June 14, 2020. Ouch. Another unpublished draft of my rage is below. Reading these are therapeutic and a challenge for me to put some larger unhappiness to rest. As I’ve mentioned in my recent posts, I lost one of my best friends, and former partners, to cancer. I’m not feeling “Grab life by the horns” so much as “Pick yourself back up because no one else will.” It’s not a cry for pity, it’s a resolution.
“Not everything was a dumpster fire as 2020 slid into mid-winter. No really, there were some good moments, great moments… Personally speaking, it was supposed to be the year, when bad stuff stop happening long enough for me to get a decent grip on things and right the sinking ship that was my *cough *cough, early 40’s. That last part is still debatable, it may say that on my ID, but I mentally stopped maturing, aging, after 27. No one tells you this when you’re younger, that there’s a good chance you’ll fly through an entire decade and then some without realizing the numbers ticking by.
I realize I’m harping on this, but aren’t you? Taking whatever plans you had three months ago, the pieces of a life you may have been enjoying, and finding that square peg and round hole aren’t working. Right now my life looks like a 1,000 piece puzzle painted entiredly in black, and I’m only finding a few pieces a day that connect. Those connected pieces, however small, fill me with a purpose even if I can’t see the finished goal anymore.
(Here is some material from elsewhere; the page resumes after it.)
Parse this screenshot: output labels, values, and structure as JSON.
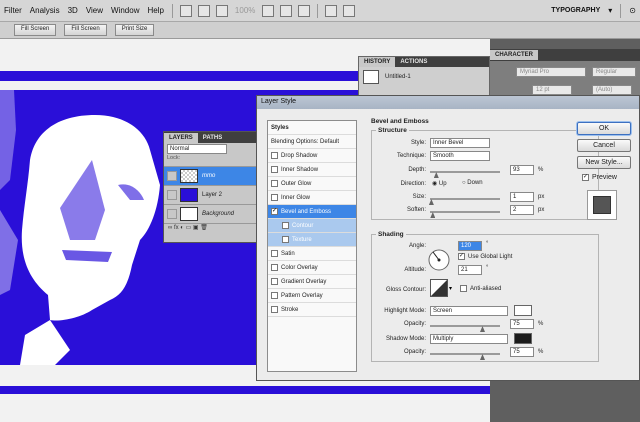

I understand many people are dealing with kids, wrecked plans for the year in addition to their own personal goals and I empathize. I am part of a secret society of people (mostly women), that are professionals at putting others first, ourselves last.
Now, in light of #BlackLivesMatter, COVID-19, all the destruction our President has enacted to destroy our relationships with other countries, our environment, our education, our bodies, I can go on- it certainly looks like a dumpster fire we can’t put out. I feel guilty wanting to put myself, my happiness, my goals, first. When you’re the only one that runs the business of your life, you have to. I want to know how to strike a balance. How to be more self aware, more sympathetic, to stand up for others, to enact change. I’ve spent a large part of my adult life doling out drinks at my bar, dealing with men’s lechery and idiocy when alcohol is added to the equation. Then the general ignorance of everyone who treats service-industry people as less than them- uneducated, someone to touch or speak to in any horrid manner.”